DOES Director Lisa Mallory said that since the February suspensions, the agency had discovered overpayments to more current employees. "We found another batch of 100," she said in an interview Tuesday.
Those workers must be notified and have the opportunity to appeal before their alleged overpayments become cases. City officials do not yet have estimates on how much compensation those 100 employees received.
The Office of the Inspector General, which has garnered guilty pleas in eight similar investigations since December 2010, has teamed with Nathan's office to conduct the investigation.
City officials have declined to list names, job titles or departments of those who received the payments, citing personnel laws. But Nathan has said many of the workers were in the Office of the State Superintendent of Education and described them as drivers.
Officials said they expect to fire more employees, in addition to the 61, and that a few employees have escaped termination. The probe found three employees were unaware of the erroneous payments, according to records obtained by The Washington Post, and therefore avoided termination. The city also has decided to use "alternative discipline" on a handful of employees: two accepted suspensions while another returned to work after repaying the money.

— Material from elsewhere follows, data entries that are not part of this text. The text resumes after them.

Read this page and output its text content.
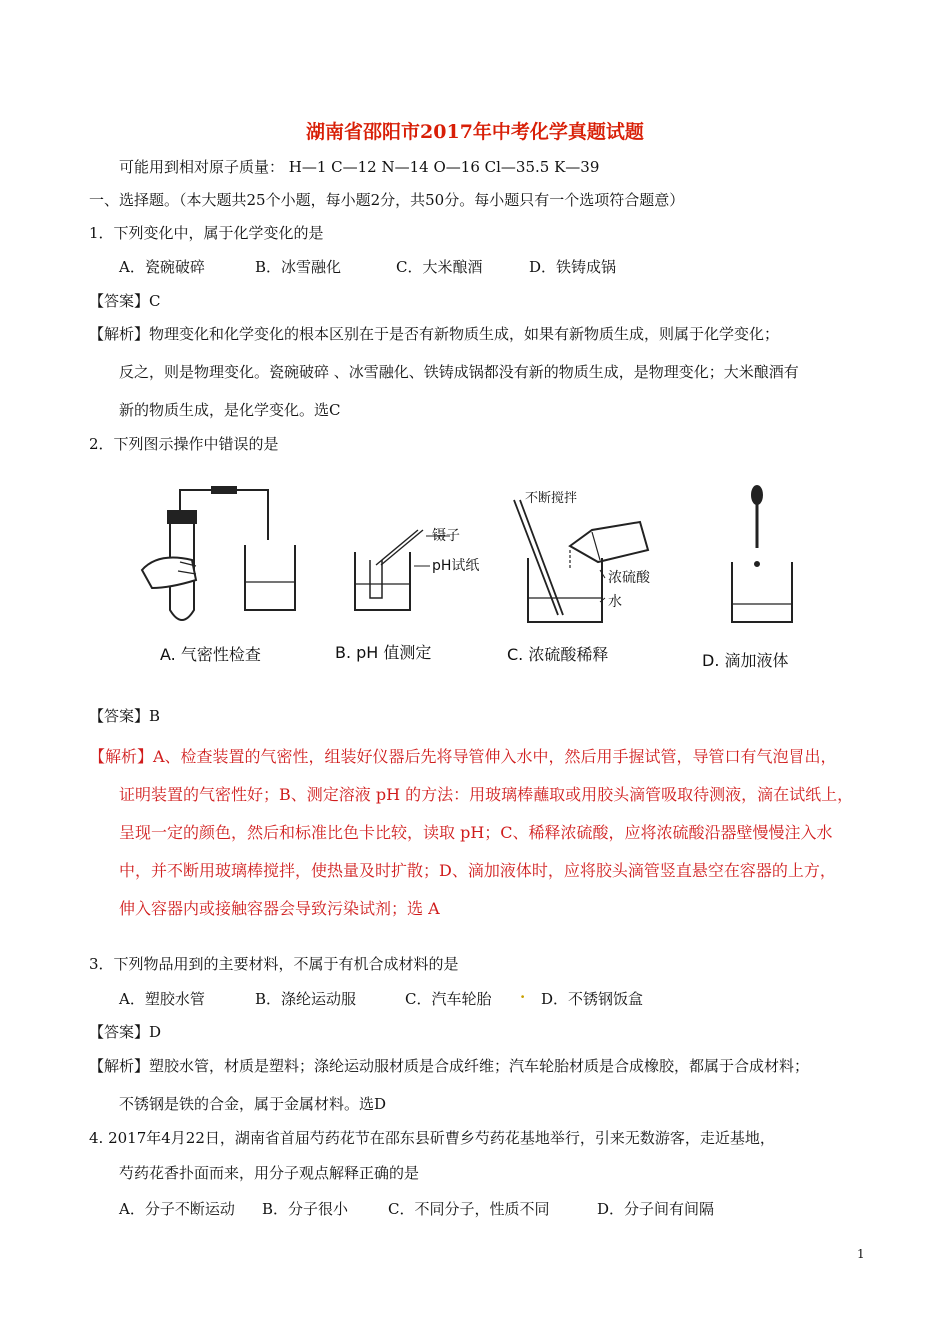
湖南省邵阳市2017年中考化学真题试题
可能用到相对原子质量： H—1 C—12 N—14 O—16 Cl—35.5 K—39
一、选择题。（本大题共25个小题，每小题2分，共50分。每小题只有一个选项符合题意）
1．下列变化中，属于化学变化的是
A．瓷碗破碎	B．冰雪融化	C．大米酿酒	D．铁铸成锅
【答案】C
【解析】物理变化和化学变化的根本区别在于是否有新物质生成，如果有新物质生成，则属于化学变化；
反之，则是物理变化。瓷碗破碎 、冰雪融化、铁铸成锅都没有新的物质生成，是物理变化；大米酿酒有
新的物质生成，是化学变化。选C
2．下列图示操作中错误的是
镊子
pH试纸
不断搅拌
浓硫酸
水
A. 气密性检查	B. pH 值测定	C. 浓硫酸稀释	D. 滴加液体
【答案】B
【解析】A、检查装置的气密性，组装好仪器后先将导管伸入水中，然后用手握试管，导管口有气泡冒出，
证明装置的气密性好；B、测定溶液 pH 的方法：用玻璃棒蘸取或用胶头滴管吸取待测液，滴在试纸上，
呈现一定的颜色，然后和标准比色卡比较，读取 pH；C、稀释浓硫酸，应将浓硫酸沿器壁慢慢注入水
中，并不断用玻璃棒搅拌，使热量及时扩散；D、滴加液体时，应将胶头滴管竖直悬空在容器的上方，
伸入容器内或接触容器会导致污染试剂；选 A
3．下列物品用到的主要材料，不属于有机合成材料的是
A．塑胶水管	B．涤纶运动服	C．汽车轮胎 . D．不锈钢饭盒
【答案】D
【解析】塑胶水管，材质是塑料；涤纶运动服材质是合成纤维；汽车轮胎材质是合成橡胶，都属于合成材料；
不锈钢是铁的合金，属于金属材料。选D
4. 2017年4月22日，湖南省首届芍药花节在邵东县斫曹乡芍药花基地举行，引来无数游客，走近基地，
芍药花香扑面而来，用分子观点解释正确的是
A．分子不断运动 B．分子很小	C．不同分子，性质不同	D．分子间有间隔
1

In those cases, "the amount was significantly low or it was an oversight," Ribeiro said.
DOES is conducting an audit of payments distributed since 2009. With the help of funding from the U.S. Department of Labor, the city agency said it has instituted a more comprehensive cross-checking system that compares city payroll lists, a national database of new hires and unemployment recipients.
Mallory pointed to Gray's "mandate" to eradicate waste in city government.
The Gray administration had a shaky start last year, criticized for high salaries and questionable hires. Gray terminated or asked for resignations of several of those high-profile employees, and his administration now requires all employees to sign an ethics pledge.
Mallory said unemployment compensation was one of the areas that DOES knew needed some house-cleaning. "We are not going to stand for any abuse in any of these programs," she said.